Friedrich Othmar had had these two lines carved upon her tomb; they told of all the brevity of her life, but not of all its sadness. Had any living creature ever guessed all that?
A chill passed over Othmar as the doubts came to him. Had she suffered much more than he had ever thought? He had been caught then on the strong cyclone of a great passion, and been blinded by its rush and force.
The silence of the large chamber seemed filled with one long sigh.
The dog looked at him always, as though saying: 'I have not forgotten: once she lived; where is she now?'
Ah, where!
He rose oppressed by new and painful thoughts, and moved from one object to another in the room, as though each of them would tell him something he had yet to learn. He touched with a reverent hand this thing and that which had belonged to her, and which survived unharmed, unworn, and would so last for centuries if his descendants spared them; frail toys and trifles, yet dowered with a power of endurance denied to the human life, which there had passed away like a cloud of the morning.
He took up her ivory tablets with the engagements of the day still written in pencil on them; he touched her long thin gloves, her tall tortoiseshell-tipped garden cane, her writing-case with its monogram in silver. The things moved his heart strongly for the first time in seven years: it had been no fault of hers that she had been powerless to gain love from him.

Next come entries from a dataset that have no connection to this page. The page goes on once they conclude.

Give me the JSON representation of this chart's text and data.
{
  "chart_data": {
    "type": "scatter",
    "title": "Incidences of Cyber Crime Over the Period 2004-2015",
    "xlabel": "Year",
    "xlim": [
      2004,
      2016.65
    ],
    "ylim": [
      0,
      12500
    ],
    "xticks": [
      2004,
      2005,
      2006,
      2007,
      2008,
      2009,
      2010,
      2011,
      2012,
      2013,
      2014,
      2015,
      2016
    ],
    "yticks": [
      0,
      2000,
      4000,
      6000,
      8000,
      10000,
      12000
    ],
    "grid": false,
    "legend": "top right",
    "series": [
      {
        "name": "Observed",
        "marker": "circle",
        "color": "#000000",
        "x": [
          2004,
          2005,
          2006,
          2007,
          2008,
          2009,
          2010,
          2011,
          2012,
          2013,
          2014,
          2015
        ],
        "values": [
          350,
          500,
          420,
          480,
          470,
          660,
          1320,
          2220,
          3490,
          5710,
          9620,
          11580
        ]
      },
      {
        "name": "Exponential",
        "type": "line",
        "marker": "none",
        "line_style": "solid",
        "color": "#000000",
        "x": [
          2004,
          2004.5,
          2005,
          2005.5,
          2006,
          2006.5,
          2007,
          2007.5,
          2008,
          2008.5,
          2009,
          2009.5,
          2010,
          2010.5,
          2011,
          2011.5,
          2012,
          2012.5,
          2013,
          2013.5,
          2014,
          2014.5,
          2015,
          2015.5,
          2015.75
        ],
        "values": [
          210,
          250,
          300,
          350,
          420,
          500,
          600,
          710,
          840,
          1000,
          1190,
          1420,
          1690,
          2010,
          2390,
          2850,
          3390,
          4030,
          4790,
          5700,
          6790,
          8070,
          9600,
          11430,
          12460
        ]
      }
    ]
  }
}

One by one he drew open the drawers of the buhl-table on which these, her writing things, had all been left unmoved: in one he saw a little book covered with vellum, and closed with a silver pencil as a gate is closed with a staple. He hesitated a moment; then he drew the pencil out and opened the book. It was half filled with those poor timid little verses of which Nadine Napraxine had once by a chance jest suggested the existence, and for which the child had blushed as for a sin. They were faint, blurred, often half effaced, purposelessly, as by a shy uncertain hand afraid of its own creations, but some were legible. He read them, and all the soul left in them spoke to his.

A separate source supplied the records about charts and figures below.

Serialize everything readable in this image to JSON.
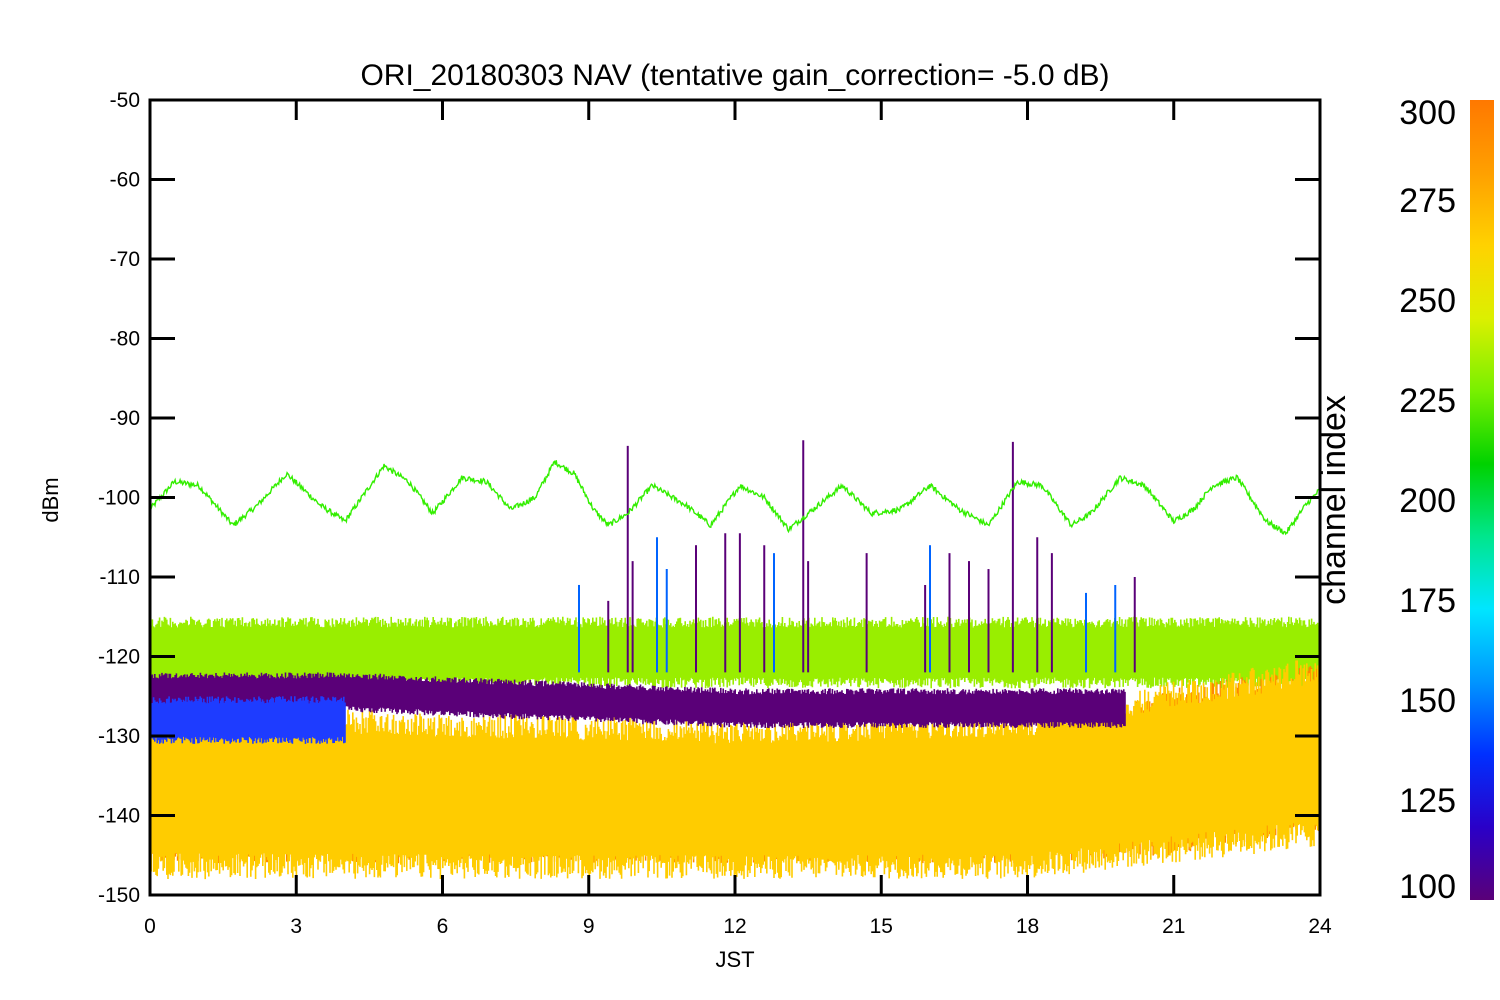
{
  "chart_data": {
    "type": "line",
    "title": "ORI_20180303 NAV (tentative gain_correction= -5.0 dB)",
    "xlabel": "JST",
    "ylabel": "dBm",
    "xlim": [
      0,
      24
    ],
    "ylim": [
      -150,
      -50
    ],
    "xticks": [
      "0",
      "3",
      "6",
      "9",
      "12",
      "15",
      "18",
      "21",
      "24"
    ],
    "yticks": [
      "-50",
      "-60",
      "-70",
      "-80",
      "-90",
      "-100",
      "-110",
      "-120",
      "-130",
      "-140",
      "-150"
    ],
    "grid": false,
    "colorbar": {
      "label": "channel index",
      "range": [
        100,
        300
      ],
      "ticks": [
        "300",
        "275",
        "250",
        "225",
        "200",
        "175",
        "150",
        "125",
        "100"
      ],
      "colors": [
        "#5a0078",
        "#2a00c8",
        "#0030ff",
        "#0096ff",
        "#00e6ff",
        "#00e68c",
        "#00d200",
        "#78f000",
        "#dcf000",
        "#ffd200",
        "#ffa000",
        "#ff7800"
      ]
    },
    "series": [
      {
        "color": "#33ee00",
        "style": "sinusoid",
        "x": [
          0,
          0.5,
          1.0,
          1.7,
          2.2,
          2.8,
          3.5,
          4.0,
          4.8,
          5.3,
          5.8,
          6.4,
          6.9,
          7.4,
          7.9,
          8.3,
          8.7,
          9.1,
          9.4,
          9.8,
          10.3,
          11.0,
          11.5,
          12.1,
          12.6,
          13.1,
          13.7,
          14.2,
          14.8,
          15.4,
          16.0,
          16.6,
          17.2,
          17.8,
          18.3,
          18.9,
          19.3,
          19.9,
          20.4,
          21.0,
          21.4,
          21.8,
          22.3,
          22.9,
          23.3,
          23.7,
          24.0
        ],
        "y": [
          -101.5,
          -98,
          -98.5,
          -103.5,
          -101,
          -97,
          -101,
          -103,
          -96,
          -98,
          -102,
          -97.5,
          -98,
          -101.5,
          -100,
          -95.5,
          -97,
          -101.5,
          -103.5,
          -102,
          -98.5,
          -101,
          -103.5,
          -98.5,
          -100,
          -104,
          -101,
          -98.5,
          -102,
          -101.5,
          -98.5,
          -101.5,
          -103.5,
          -98,
          -98.5,
          -103.5,
          -102,
          -97.5,
          -98.5,
          -103,
          -101.5,
          -98.5,
          -97.5,
          -103,
          -104.5,
          -101,
          -99
        ]
      },
      {
        "color": "#99ee00",
        "style": "noise-band",
        "x": [
          0,
          6,
          12,
          18,
          24
        ],
        "y_low": [
          -124,
          -124,
          -124,
          -124,
          -124
        ],
        "y_high": [
          -115,
          -115,
          -115,
          -115,
          -115
        ]
      },
      {
        "color": "#ff8800",
        "style": "noise-band",
        "x": [
          0,
          6,
          12,
          18,
          21,
          24
        ],
        "y_low": [
          -146,
          -146,
          -146,
          -146,
          -145,
          -142
        ],
        "y_high": [
          -129,
          -130,
          -131,
          -130,
          -124,
          -121
        ]
      },
      {
        "color": "#ffcc00",
        "style": "noise-band",
        "x": [
          0,
          6,
          12,
          18,
          21,
          24
        ],
        "y_low": [
          -148,
          -148,
          -148,
          -148,
          -146,
          -144
        ],
        "y_high": [
          -126,
          -127,
          -128,
          -127,
          -123,
          -120
        ]
      },
      {
        "color": "#5a0078",
        "style": "noise-band",
        "x": [
          0,
          4,
          8,
          12,
          16,
          20
        ],
        "y_low": [
          -127,
          -127,
          -128,
          -129,
          -129,
          -129
        ],
        "y_high": [
          -122,
          -122,
          -123,
          -124,
          -124,
          -124
        ]
      },
      {
        "color": "#1e3cff",
        "style": "noise-band",
        "x": [
          0,
          4
        ],
        "y_low": [
          -131,
          -131
        ],
        "y_high": [
          -125,
          -125
        ]
      }
    ],
    "spikes": [
      {
        "x": 9.8,
        "y": -93.5,
        "color": "#5a0078"
      },
      {
        "x": 9.9,
        "y": -108,
        "color": "#5a0078"
      },
      {
        "x": 10.4,
        "y": -105,
        "color": "#0064ff"
      },
      {
        "x": 10.6,
        "y": -109,
        "color": "#0064ff"
      },
      {
        "x": 11.2,
        "y": -106,
        "color": "#5a0078"
      },
      {
        "x": 11.8,
        "y": -104.5,
        "color": "#5a0078"
      },
      {
        "x": 12.1,
        "y": -104.5,
        "color": "#5a0078"
      },
      {
        "x": 12.6,
        "y": -106,
        "color": "#5a0078"
      },
      {
        "x": 12.8,
        "y": -107,
        "color": "#0064ff"
      },
      {
        "x": 13.4,
        "y": -92.8,
        "color": "#5a0078"
      },
      {
        "x": 13.5,
        "y": -108,
        "color": "#5a0078"
      },
      {
        "x": 14.7,
        "y": -107,
        "color": "#5a0078"
      },
      {
        "x": 15.9,
        "y": -111,
        "color": "#5a0078"
      },
      {
        "x": 16.0,
        "y": -106,
        "color": "#0064ff"
      },
      {
        "x": 16.4,
        "y": -107,
        "color": "#5a0078"
      },
      {
        "x": 16.8,
        "y": -108,
        "color": "#5a0078"
      },
      {
        "x": 17.2,
        "y": -109,
        "color": "#5a0078"
      },
      {
        "x": 17.7,
        "y": -93,
        "color": "#5a0078"
      },
      {
        "x": 18.2,
        "y": -105,
        "color": "#5a0078"
      },
      {
        "x": 18.5,
        "y": -107,
        "color": "#5a0078"
      },
      {
        "x": 19.2,
        "y": -112,
        "color": "#0064ff"
      },
      {
        "x": 19.8,
        "y": -111,
        "color": "#0064ff"
      },
      {
        "x": 20.2,
        "y": -110,
        "color": "#5a0078"
      },
      {
        "x": 8.8,
        "y": -111,
        "color": "#0064ff"
      },
      {
        "x": 9.4,
        "y": -113,
        "color": "#5a0078"
      }
    ]
  }
}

All the thoughts and fears and sorrows, all the longing and the doubt and the hesitation which she had been too timid and too proud to ever show in life, were spoken to him in those tender and imperfect poems. They were simple as a daisy, spontaneous as a wood-lark's song; they were ignorant of all laws of science or rules of spondee and of dactyl; but, all halting and shy though they were, they had all the truth of a human heart in them. They were deep and wide enough to hold the secret which she had shut in them.